Consequences of Surface Oxophilicity of Ni, Ni-Co, and Co Clusters on Methane Activation

Consequences of Surface Oxophilicity of Ni, Ni-Co, and Co Clusters on Methane Activation
Weifeng Tu, Chandra Veer Singh, Mireille Ghoussoub, Ya-Huei Cathy Chin
This study describes a new C–H bond activation pathway during CH4–CO2 reactions on oxophilic Ni-Co and Co clusters, unlike those established previously on Ni clusters. The initial C–H bond activation remains as the sole kinetically relevant step on Ni-Co, Ni, and Co clusters, but their specific reaction paths vary. On Ni clusters, C–H bond activation occurs via an oxidative addition step that involves a three-center (H3C···*···H) transition state, during which a Ni-atom inserts into the C–H bond and donates its electron density into the C–H bond’s antibonding orbital.
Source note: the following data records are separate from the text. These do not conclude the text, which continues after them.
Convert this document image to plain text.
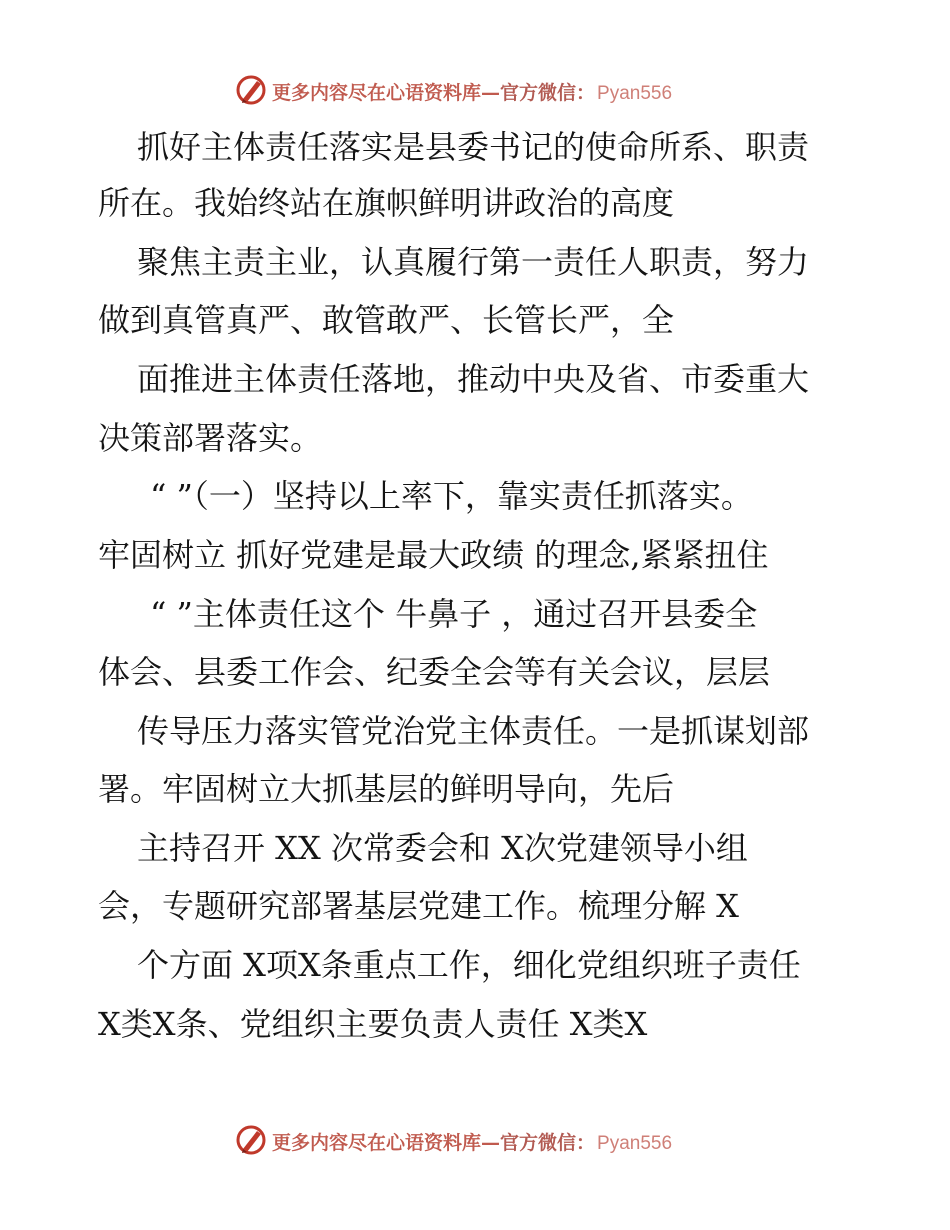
更多内容尽在心语资料库—官方微信： Pyan556
抓好主体责任落实是县委书记的使命所系、职责
所在。我始终站在旗帜鲜明讲政治的高度
聚焦主责主业，认真履行第一责任人职责，努力
做到真管真严、敢管敢严、长管长严，全
面推进主体责任落地，推动中央及省、市委重大
决策部署落实。
“ ”（一）坚持以上率下，靠实责任抓落实。
牢固树立 抓好党建是最大政绩 的理念,紧紧扭住
“ ”主体责任这个 牛鼻子 ，通过召开县委全
体会、县委工作会、纪委全会等有关会议，层层
传导压力落实管党治党主体责任。一是抓谋划部
署。牢固树立大抓基层的鲜明导向，先后
主持召开 XX 次常委会和 X次党建领导小组
会，专题研究部署基层党建工作。梳理分解 X
个方面 X项X条重点工作，细化党组织班子责任
X类X条、党组织主要负责人责任 X类X
更多内容尽在心语资料库—官方微信： Pyan556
Ni-Co clusters are more oxophilic than Ni; thus, their surfaces are covered with oxygen adatoms. An oxygen adatom and a vicinal Co-atom form a metal–oxygen site-pair that cleaves the C–H bond via a σ bond metathesis reaction, during which the Co inserts into the C–H bond while the oxygen abstracts the leaving H-atom in a concerted, four-center (H3C···*···H···O*) transition state. Similarly, Co clusters also catalyze the σ bond metathesis step, but much less effectively because of their higher oxophilicities, much stronger binding to oxygen, and less effective hydrogen abstraction than Ni-Co clusters. On Ni-Co and Co clusters, the pseudo-first-order rate coefficients are single-valued functions of the CO2-to-CO ratio (or H2O-to-H2 ratio), because this ratio prescribes the oxygen chemical potentials and the relative abundances of metal–oxygen site-pairs through the water–gas shift equilibrium. The direct involvement of reactive oxygen in the kinetically relevant step leads to more effective CH4 turnovers and complete elimination of coke deposition on Ni-Co bimetallic clusters.